“Siapa yang memberi Kau uang, Gam?” tanya ibu kepadaku.
“Aku bekerja, Bu,” ulangku lagi seperti yang sudah kukatakan kepada Bapak. Tapi bapak dan ibu agaknya tidak percaya.
Aku ceritakanlah bahwa aku mendapatkan uang itu tidak seorang diri. Aku, Bondan dan Anton bekerja bersama-sama mengumpulkan uang itu. Semua untuk bapak, untuk menolong masalah bapak.
Ketika aku menceritakan itu, mata bapak aku lihat berkaca-kaca. Ibu menangis. Mereka terharu mendengar ceritaku. Tiba-tiba bapak memeluk tubuhku yang kecil dan mengusap-usap kepalaku.
“Terima kasih, anakku. Maafkan Bapak...”
Bapak, ibu dan aku bertangis-tangisan di pagi itu. Aku menganggukkan kepala dan mengatakan kepada bapak dan ibu kalau aku sangat sayang kepada mereka. Aku tak ingin melihat bapak dan ibu susah apalagi bersedih. Yang aku sesali kenapa usiaku masih kecil ketika itu sehingga belum mampu bekerja lebih keras untuk menolong keluarga kami yang didera kemiskinan.
Bapak menyerahkan uang yang aku kumpulkan bersama Bondan dan Anton itu kepada ibu. Bapak meminta ibu yang menyerahkan uang itu kepada ibunya Anton. Sejak peristiwa rusaknya pot bunga milik ayah si Anton, bapak jadi segan berjumpa dengan keluarga Anton. Bukan bapak dendam, tidak. Bapak hanya menjaga perasaannya saja dan tak ingin memperpanjang masalah. Kepada ibu bapak berpesan untuk meminta maaf atas kejadian itu dan semoga semuanya menjadi baik kembali.
Uang itu diterima ibu Anton yang diserahkan ibu sebagai pengganti pot yang rusak sebab disenggol sepeda bapak. Sejak saat itu suasana di perumahan empat petak di tengah sawah di Kampung Tembung itu normal kembali. Hatiku lega masalah bapak telah selesai, walau bapak kian menjaga jarak dengan keluarga Anton.

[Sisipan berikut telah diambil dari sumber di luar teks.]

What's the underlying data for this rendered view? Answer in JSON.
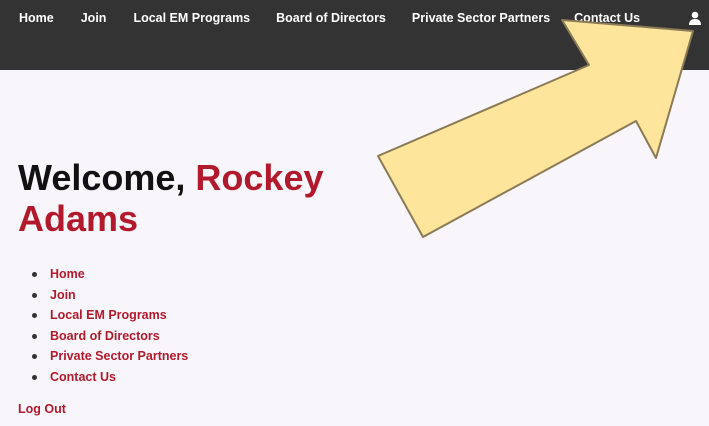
{
  "topnav": {
    "items": [
      {
        "label": "Home"
      },
      {
        "label": "Join"
      },
      {
        "label": "Local EM Programs"
      },
      {
        "label": "Board of Directors"
      },
      {
        "label": "Private Sector Partners"
      },
      {
        "label": "Contact Us"
      }
    ],
    "user_icon": "user-icon"
  },
  "welcome": {
    "greeting": "Welcome, ",
    "name": "Rockey Adams"
  },
  "sidelist": {
    "items": [
      {
        "label": "Home"
      },
      {
        "label": "Join"
      },
      {
        "label": "Local EM Programs"
      },
      {
        "label": "Board of Directors"
      },
      {
        "label": "Private Sector Partners"
      },
      {
        "label": "Contact Us"
      }
    ]
  },
  "logout_label": "Log Out",
  "colors": {
    "nav_bg": "#333333",
    "accent": "#b3192c",
    "arrow_fill": "#fde59c",
    "arrow_stroke": "#8a7a55"
  }
}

Itulah hari-hari terakhir yang aku ingat sebelum tiba saat yang paling menyedihkan dialami keluarga kami, juga tetangga-tetanggaku yang berumah di tengah sawah. Sepekan kemudian, datang kabar tidak sedap dari aparat penertiban kota bahwa areal rumah di tengah sawah yang kami huni itu illegal. Empat rumah yang dibangun di tengah sawah, termasuk rumahku tidak mengantongi Izin Mendirikan Bangunan (IMB). Surat akte tanah juga tak kami miliki. Satu-satunya pegangan bapak hanya surat perjanjian jual beli tanah dengan si empunya tanah sebelumnya. Celakanya, tanah itu sejak lama bersengketa.
Satu dua kali surat peringatan datang dari kantor aparat. Kami diminta pindah dari lokasi itu. Kalau membandel aparat akan melakukan pembongkaran paksa. Selain itu diumumkan pula bahwa di lokasi rumah kami akan dibangun pabrik sepatu. Satu dua surat yang datang disambut bapak dengan kebingungan. Hal sama dialami keluarga Anton, Bondan dan tetangga lainnya. Kami tak tahu harus bersikap bagaimana. Maka tak berbalaslah kedua surat peringatan itu.
Surat yang ketiga datang dengan nada yang lebih keras. Bila dalam minggu ini lokasi tersebut tidak segera dikosongkan, maka aparat akan datang merubuhkannya!